(Blood and Bone, #2) Sin and Swoon(71)
She nods but her eyes don’t leave the badge. “I’m Amanda.” She opens the door wide for us. There are kids’ toys on the floor, and the TV is blaring. It’s like a normal home for any middle-to-lower class family. “Come on in; ignore the mess. The kids are home for Christmas break now.”
I had forgotten about Christmas. It dawns on me that I have to go to the South for Christmas with the in-laws.
Henrico gives me a look. “I’ll wait out here. Keep an eye out.”
I nod and close the door. “My name is Jane. I’m with the FBI.” I hold up my badge for her. It’s never had as much use as it has on this file.
“How can I help you?” Her face is no longer friendly and sweet.
“We found your father’s cabin and the cells below.”

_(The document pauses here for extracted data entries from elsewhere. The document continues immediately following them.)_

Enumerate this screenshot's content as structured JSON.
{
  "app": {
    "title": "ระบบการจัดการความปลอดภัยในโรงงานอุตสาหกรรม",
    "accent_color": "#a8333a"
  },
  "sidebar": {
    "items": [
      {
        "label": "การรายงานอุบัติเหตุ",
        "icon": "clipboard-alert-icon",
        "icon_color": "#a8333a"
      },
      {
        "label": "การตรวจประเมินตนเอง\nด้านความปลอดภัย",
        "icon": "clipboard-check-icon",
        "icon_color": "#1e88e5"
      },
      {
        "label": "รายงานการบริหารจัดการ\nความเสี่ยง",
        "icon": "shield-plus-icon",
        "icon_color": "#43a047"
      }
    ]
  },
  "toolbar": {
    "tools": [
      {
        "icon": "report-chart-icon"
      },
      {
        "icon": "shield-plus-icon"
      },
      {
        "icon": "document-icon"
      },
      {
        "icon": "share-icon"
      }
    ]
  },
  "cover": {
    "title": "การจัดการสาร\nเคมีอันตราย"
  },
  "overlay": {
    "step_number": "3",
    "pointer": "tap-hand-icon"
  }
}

Her eyes dart to the right. She winces and nods. “You’d better sit down.” She sits too, looking at the kids I didn’t even see on the couch against the wall. “You guys go clean up that basement, now.” Her tone is nervous, but I think they take it as angry. They scramble without making much fuss. When they’re gone she turns back to me. “Now you listen here, I’ve worked long and hard to forget about all that. I don’t need some media bullshit and scandal involving me or my kids.”
“That won’t ever happen.”
“Good. Because that man is not my family.”

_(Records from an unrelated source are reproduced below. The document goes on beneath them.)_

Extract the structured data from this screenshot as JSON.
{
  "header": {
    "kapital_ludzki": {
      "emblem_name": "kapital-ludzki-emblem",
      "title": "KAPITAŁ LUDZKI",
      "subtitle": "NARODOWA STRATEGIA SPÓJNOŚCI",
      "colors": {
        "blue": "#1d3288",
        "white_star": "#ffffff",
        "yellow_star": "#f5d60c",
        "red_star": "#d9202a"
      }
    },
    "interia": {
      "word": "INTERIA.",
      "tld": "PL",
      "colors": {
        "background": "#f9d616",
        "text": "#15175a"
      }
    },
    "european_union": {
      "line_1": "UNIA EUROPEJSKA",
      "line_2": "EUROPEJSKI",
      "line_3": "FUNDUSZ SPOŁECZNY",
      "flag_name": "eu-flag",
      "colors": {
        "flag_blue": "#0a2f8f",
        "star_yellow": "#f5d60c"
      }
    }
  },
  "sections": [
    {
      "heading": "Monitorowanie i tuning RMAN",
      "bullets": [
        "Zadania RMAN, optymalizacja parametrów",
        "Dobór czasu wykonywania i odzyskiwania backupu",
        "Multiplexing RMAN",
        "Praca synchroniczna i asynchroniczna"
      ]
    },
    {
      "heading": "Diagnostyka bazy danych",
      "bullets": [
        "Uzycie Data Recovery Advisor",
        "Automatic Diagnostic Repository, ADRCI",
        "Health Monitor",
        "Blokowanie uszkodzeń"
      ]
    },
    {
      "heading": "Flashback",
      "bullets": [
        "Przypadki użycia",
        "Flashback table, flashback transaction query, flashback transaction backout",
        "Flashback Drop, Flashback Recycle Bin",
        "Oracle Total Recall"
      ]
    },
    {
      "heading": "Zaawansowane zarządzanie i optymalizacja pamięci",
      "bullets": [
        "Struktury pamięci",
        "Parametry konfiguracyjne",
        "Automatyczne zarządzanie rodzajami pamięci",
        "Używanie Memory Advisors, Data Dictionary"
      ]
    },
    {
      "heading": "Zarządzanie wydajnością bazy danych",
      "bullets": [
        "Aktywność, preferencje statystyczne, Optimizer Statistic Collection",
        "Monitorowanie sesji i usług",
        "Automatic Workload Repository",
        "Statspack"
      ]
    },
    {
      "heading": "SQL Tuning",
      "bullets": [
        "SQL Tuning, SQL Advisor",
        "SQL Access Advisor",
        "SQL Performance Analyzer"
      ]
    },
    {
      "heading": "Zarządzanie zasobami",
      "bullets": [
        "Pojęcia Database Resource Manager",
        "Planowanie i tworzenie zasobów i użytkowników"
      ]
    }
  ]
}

My stomach drops. “So you were never one of the kids to him?”
She shakes her head. “I was never anything but a burden to her, something he wanted and she didn’t. They didn’t need to adopt; they had two kids. But he wanted—” She pauses. “Like I said, I have moved on. But I want my share. I have earned it.” Her voice shakes a little.

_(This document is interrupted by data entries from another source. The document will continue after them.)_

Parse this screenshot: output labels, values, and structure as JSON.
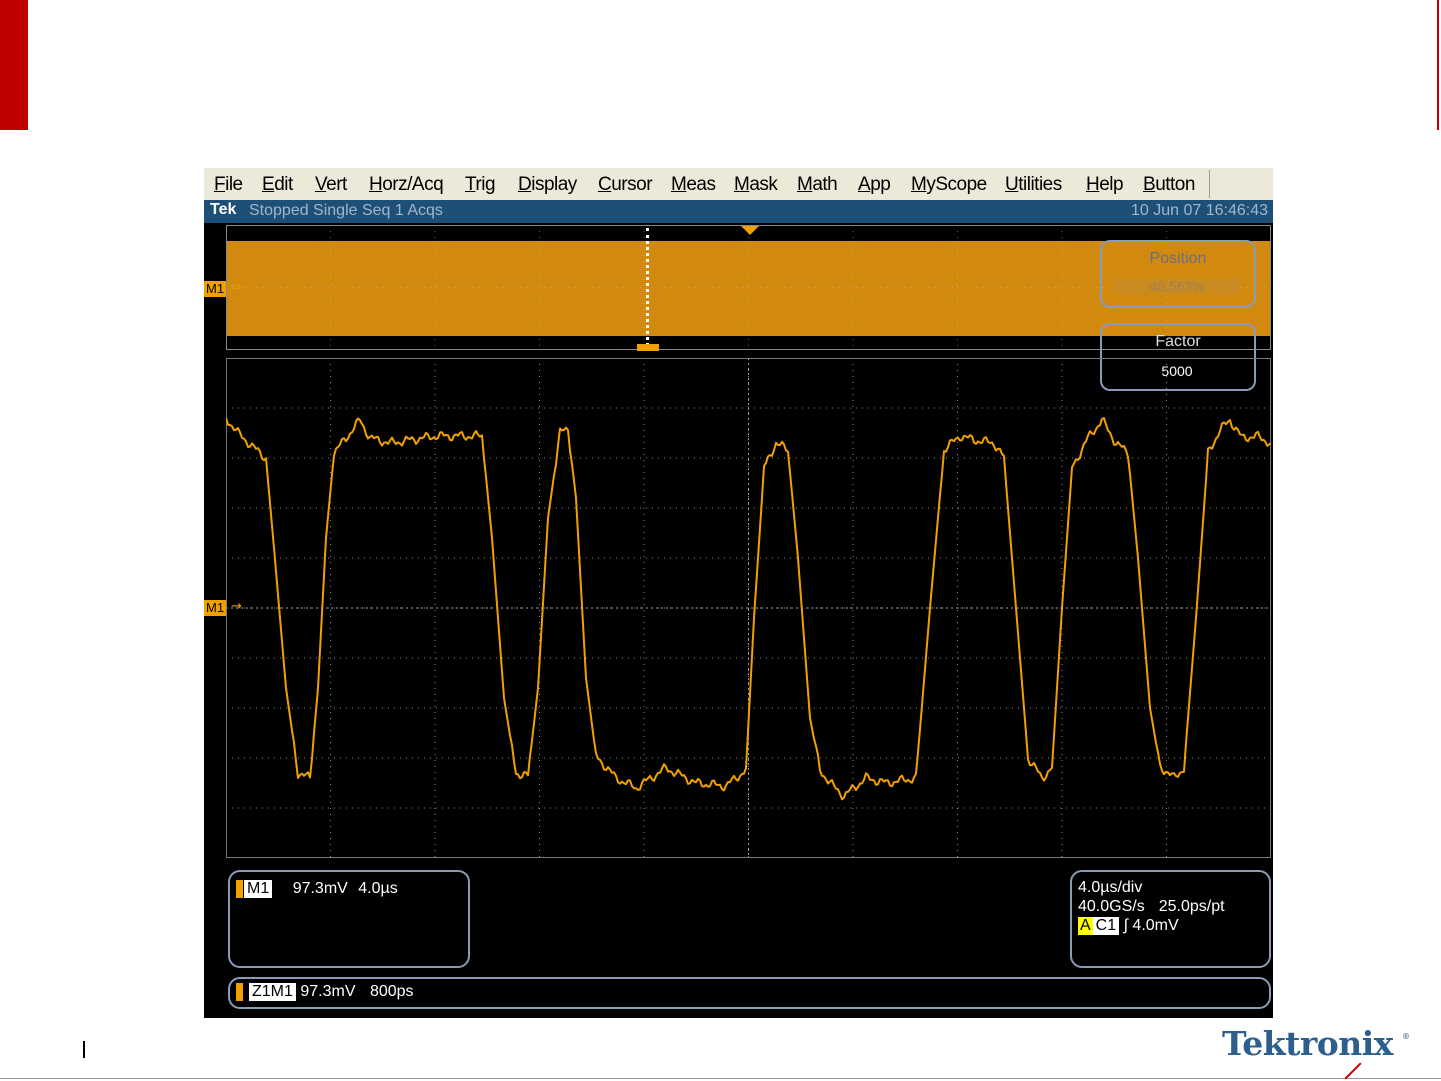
{
  "menu": {
    "items": [
      "File",
      "Edit",
      "Vert",
      "Horz/Acq",
      "Trig",
      "Display",
      "Cursor",
      "Meas",
      "Mask",
      "Math",
      "App",
      "MyScope",
      "Utilities",
      "Help",
      "Button"
    ]
  },
  "status": {
    "brand": "Tek",
    "state": "Stopped Single Seq 1 Acqs",
    "datetime": "10 Jun 07 16:46:43"
  },
  "channel_labels": {
    "overview": "M1",
    "overview_arrow": "⇨",
    "main": "M1",
    "main_arrow": "→"
  },
  "zoom_controls": {
    "position_title": "Position",
    "position_value": "40.563%",
    "factor_title": "Factor",
    "factor_value": "5000"
  },
  "readouts": {
    "channel": {
      "tag": "M1",
      "scale": "97.3mV",
      "time": "4.0µs"
    },
    "zoom": {
      "tag": "Z1M1",
      "scale": "97.3mV",
      "time": "800ps"
    },
    "acquisition": {
      "timebase": "4.0µs/div",
      "sample_rate": "40.0GS/s",
      "resolution": "25.0ps/pt",
      "trigger_source_a": "A",
      "trigger_source": "C1",
      "trigger_slope": "∫",
      "trigger_level": "4.0mV"
    }
  },
  "footer": {
    "logo": "Tektronix",
    "logo_reg": "®"
  },
  "colors": {
    "trace": "#f0a000",
    "overview_fill": "#d28a0e",
    "statusbar": "#1e5077",
    "menubar": "#ece9d8",
    "box_border": "#8a9bb8",
    "accent_red": "#c00000"
  }
}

“Yes, you have.” I look down, hating that I have to do this. “Did the other kids know, your brother and sister?”
She nods once.
“And the wife, your adoptive mother?”
She nods again, less sharply. “It started when I was fifteen. I never understood why he wanted to adopt me until my fifteenth birthday. He took me to the cabin for my birthday. We skied and snowmobiled, and for the first time he was nice to me.” Her eyes glaze over, and I am grateful she spares me the details.
“When did you leave the family? Your family?”
She sighs. “When I was seventeen, I ran away. I lived on the streets for a while, did some drugs. Then I met a priest who does an outreach program in Bellevue. He helped me. Got me off the streets, got me a job and some counseling. I met my husband and never looked back until that lawyer came. Roland Guthrie. He had a partner who wanted to take my case, wanted to help me get the money I was owed.”
“Lawyer?”
She nods. “Yeah, he and his partner, Sven Kelpie, have made the case for me. They said I should have my third; I was legally adopted, and I was owed. Said it would take some time. All they wanted was the cabin. No commission, just the cabin and the land.” She laughs bitterly, and I nearly wrinkle my nose.
“They must have known about the cabin.”
She gives me a look, and I feel about one inch tall. “Everyone who is anyone knew about that lodge. You think you can have a fun lodge like that and not share it with all the successful important people in the world? Of course they knew, but if they wanted that nasty pit as their payment, I was fine with it. I just needed to win my share first. I earned it.”
“Wait, so the will was never changed to take you out, you just were never in it?”
She nods again. “That’s right. He could have sex with me and torment me, but he couldn’t let me have my share of the money. I slept in a cell for a month once. Growing up, my bedroom was in the basement next to the boiler room.”
“Of the house in Queen Anne?”
She shakes her head. “No, our main house was out on the water. It’s not part of the will because it was gifted directly to my brother and sister before he died. The bullshit story about me being cut out was done by the media, leaked, but I don’t know how. I can’t imagine anyone who would benefit from such a move. All I know is there was no deathbed change to the will.”
“What’s the address on that house?”
She shakes her head but writes it down. “You are not going to like that house at all.”
“Is it as bad as the cabin?”
She shakes her head. “Worse. The cabin was just to train the girls to work the lodge. They would suffer there, learning how to be women of the night, as he liked to call them. Then he would take them to the lodge, and they actually would be grateful. No more cells and starving and shitting in those nasty toilets. No more bugs and sickness. No more Old Dick teaching them how to be a woman.”